OKAPI:Aether
Product Overview
Our product OKAPI:Aether offers an entire Space Surveillance and Traffic (SST) suite with a specialized focus on Risk Monitoring and Collision Avoidance for satellite operators. Risk Monitoring Service is used to analyze the close approaches of your spacecraft. Using beyond state-of-the-art algorithms we analyze conjunctions and classify them. On the other hand, Collision Avoidance Service safeguards your satellite by suggesting action if needed. The table below highlights the features that are included in the service packages.
Risk Monitoring Service
Feature | Description
----------------------|---------------------------------------------------
CDMs | This feature automatically downloads CDMs from
| Space-Track and introduces them into our platform.
| There is also the posibility to add EUSST or own CDMs.
| CDMs are grouped into events.
Add Satellite | Add satellites to the company. Contains NORAD Id,
| cross section, mass, Info on propulsion system,
| Info on accepted risk levels and more.
Risk Estimation | Re-computes closest approach based on user defined
| input data.
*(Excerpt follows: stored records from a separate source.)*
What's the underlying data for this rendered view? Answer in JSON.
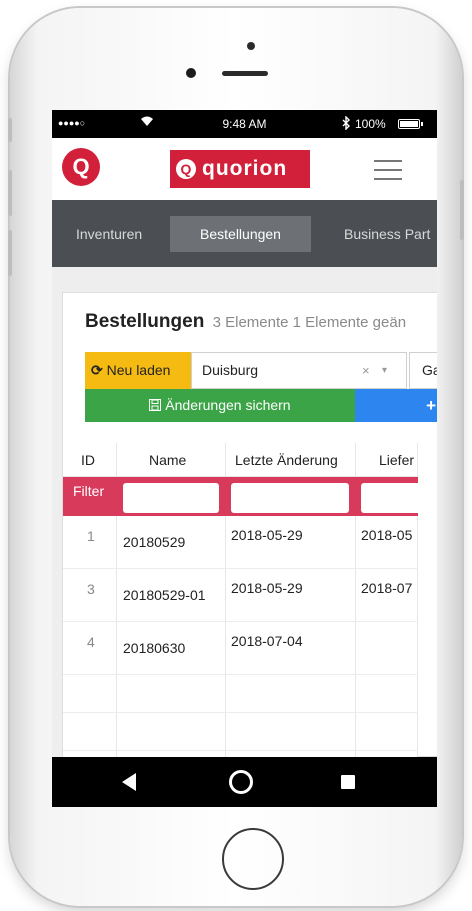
{
  "status_bar": {
    "signal": "●●●●○",
    "wifi_icon": "wifi-icon",
    "time": "9:48 AM",
    "bluetooth_icon": "bluetooth-icon",
    "battery": "100%",
    "battery_level": 1.0
  },
  "app_bar": {
    "logo_letter": "Q",
    "brand": "quorion",
    "menu_icon": "hamburger-menu-icon"
  },
  "nav": {
    "tabs": [
      {
        "label": "Inventuren",
        "active": false
      },
      {
        "label": "Bestellungen",
        "active": true
      },
      {
        "label": "Business Part",
        "active": false
      }
    ]
  },
  "panel": {
    "title": "Bestellungen",
    "subtitle": "3 Elemente 1 Elemente geän",
    "reload_label": "Neu laden",
    "reload_icon": "refresh-icon",
    "location_value": "Duisburg",
    "clear_symbol": "×",
    "caret_symbol": "▾",
    "second_select_value": "Ga",
    "save_label": "Änderungen sichern",
    "save_icon": "floppy-disk-icon",
    "add_symbol": "+",
    "colors": {
      "reload": "#f5bb13",
      "save": "#3aa446",
      "add": "#2d86f0",
      "filter": "#d83a5c",
      "brand": "#d3203a"
    }
  },
  "grid": {
    "columns": [
      "ID",
      "Name",
      "Letzte Änderung",
      "Liefer"
    ],
    "filter_label": "Filter",
    "rows": [
      {
        "id": "1",
        "name": "20180529",
        "changed": "2018-05-29",
        "delivery": "2018-05"
      },
      {
        "id": "3",
        "name": "20180529-01",
        "changed": "2018-05-29",
        "delivery": "2018-07"
      },
      {
        "id": "4",
        "name": "20180630",
        "changed": "2018-07-04",
        "delivery": ""
      }
    ]
  },
  "android_nav": {
    "back_icon": "back-triangle-icon",
    "home_icon": "home-circle-icon",
    "recent_icon": "recent-apps-square-icon"
  }
}
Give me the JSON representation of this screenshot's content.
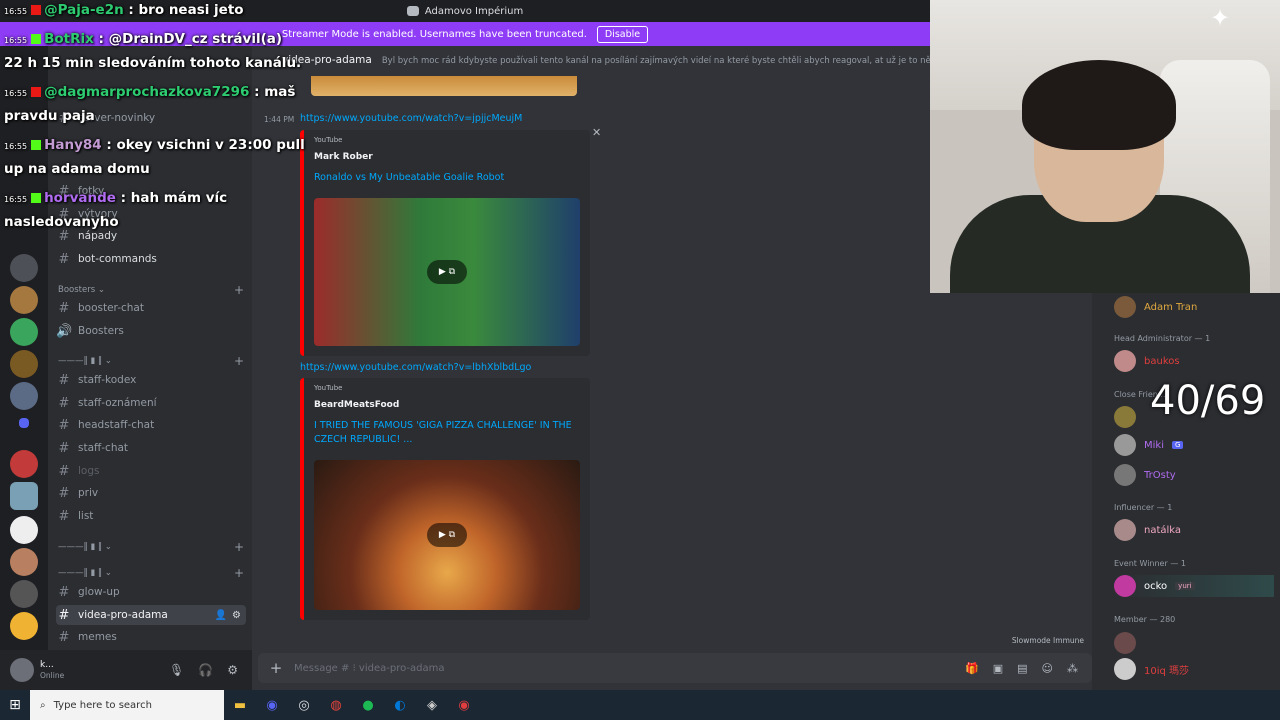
{
  "titlebar": {
    "server_name": "Adamovo Impérium"
  },
  "banner": {
    "text": "Streamer Mode is enabled. Usernames have been truncated.",
    "disable": "Disable"
  },
  "channel_header": {
    "name": "videa-pro-adama",
    "topic": "Byl bych moc rád kdybyste používali tento kanál na posílání zajímavých videí na které byste chtěli abych reagoval, at už je to nějaké dran"
  },
  "sidebar": {
    "channels": [
      {
        "label": "server-novinky",
        "dim": false
      },
      {
        "label": "fotky",
        "dim": false
      },
      {
        "label": "výtvory",
        "dim": false
      },
      {
        "label": "nápady",
        "dim": false
      },
      {
        "label": "bot-commands",
        "dim": false
      }
    ],
    "boosters_category": "Boosters",
    "boosters": [
      {
        "label": "booster-chat"
      },
      {
        "label": "Boosters"
      }
    ],
    "staff": [
      {
        "label": "staff-kodex",
        "dim": false
      },
      {
        "label": "staff-oznámení",
        "dim": false
      },
      {
        "label": "headstaff-chat",
        "dim": false
      },
      {
        "label": "staff-chat",
        "dim": false
      },
      {
        "label": "logs",
        "dim": true
      },
      {
        "label": "priv",
        "dim": false
      },
      {
        "label": "list",
        "dim": false
      }
    ],
    "bottom": [
      {
        "label": "glow-up"
      },
      {
        "label": "videa-pro-adama",
        "active": true
      },
      {
        "label": "memes"
      }
    ]
  },
  "user": {
    "name": "k...",
    "status": "Online"
  },
  "messages": [
    {
      "time": "1:44 PM",
      "link": "https://www.youtube.com/watch?v=jpjjcMeujM",
      "provider": "YouTube",
      "author": "Mark Rober",
      "title": "Ronaldo vs My Unbeatable Goalie Robot"
    },
    {
      "time": "",
      "link": "https://www.youtube.com/watch?v=lbhXblbdLgo",
      "provider": "YouTube",
      "author": "BeardMeatsFood",
      "title": "I TRIED THE FAMOUS 'GIGA PIZZA CHALLENGE' IN THE CZECH REPUBLIC! ..."
    }
  ],
  "slowmode": "Slowmode Immune",
  "composer": {
    "placeholder": "Message # ⁝ videa-pro-adama"
  },
  "members": {
    "groups": [
      {
        "label": "Head Administrator — 1",
        "members": [
          "baukos"
        ]
      },
      {
        "label": "Close Frien...",
        "members": [
          "",
          "Miki",
          "TrOsty"
        ]
      },
      {
        "label": "Influencer — 1",
        "members": [
          "natálka"
        ]
      },
      {
        "label": "Event Winner — 1",
        "members": [
          "ocko"
        ]
      },
      {
        "label": "Member — 280",
        "members": [
          "",
          "10iq 瑪莎"
        ]
      }
    ],
    "top_member": "Adam Tran",
    "miki_badge": "G",
    "ocko_tag": "yuri"
  },
  "overlay": {
    "lines": [
      {
        "time": "16:55",
        "user": "@Paja-e2n",
        "user_color": "#2ecc71",
        "text": " : bro neasi jeto"
      },
      {
        "time": "16:55",
        "user": "BotRix",
        "user_color": "#2ecc71",
        "text": " : @DrainDV_cz strávil(a)"
      },
      {
        "time": "",
        "user": "",
        "user_color": "#ffffff",
        "text": "22 h 15 min sledováním tohoto kanálu."
      },
      {
        "time": "16:55",
        "user": "@dagmarprochazkova7296",
        "user_color": "#2ecc71",
        "text": " : maš"
      },
      {
        "time": "",
        "user": "",
        "user_color": "#ffffff",
        "text": "pravdu paja"
      },
      {
        "time": "16:55",
        "user": "Hany84",
        "user_color": "#c39bd3",
        "text": " : okey vsichni v 23:00 pull"
      },
      {
        "time": "",
        "user": "",
        "user_color": "#ffffff",
        "text": "up na adama domu"
      },
      {
        "time": "16:55",
        "user": "horvande",
        "user_color": "#b06cf0",
        "text": " : hah mám víc"
      },
      {
        "time": "",
        "user": "",
        "user_color": "#ffffff",
        "text": "nasledovanyho"
      }
    ],
    "counter": "40/69"
  },
  "taskbar": {
    "search_placeholder": "Type here to search"
  },
  "colors": {
    "accent": "#8f3cf7",
    "link": "#00a8fc",
    "youtube": "#ff0000"
  }
}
Groups risk based on provided accepted
| risk levels and collision avoidance strategy.
Risk Prediction | Uses AI technology to forecast the collision
| probability until TCA and applies an adapted
| risk classification schema, which increases the
| decision horizon in many cases.
Collision Avoidance Service
Feature | Description
----------------------|---------------------------------------------------
Maneuver Generation | Computes maneuvers for critical conjunctions
| based on satellite definition and defined
| avoidance strategy.
Avoidance Check | Checks computed avoidance maneuvers against
| catalogue for further conjunctions.
Orbit Check | Checks any orbit (incl. maneuvers) against
(only API) | catalogue for futher conjunction.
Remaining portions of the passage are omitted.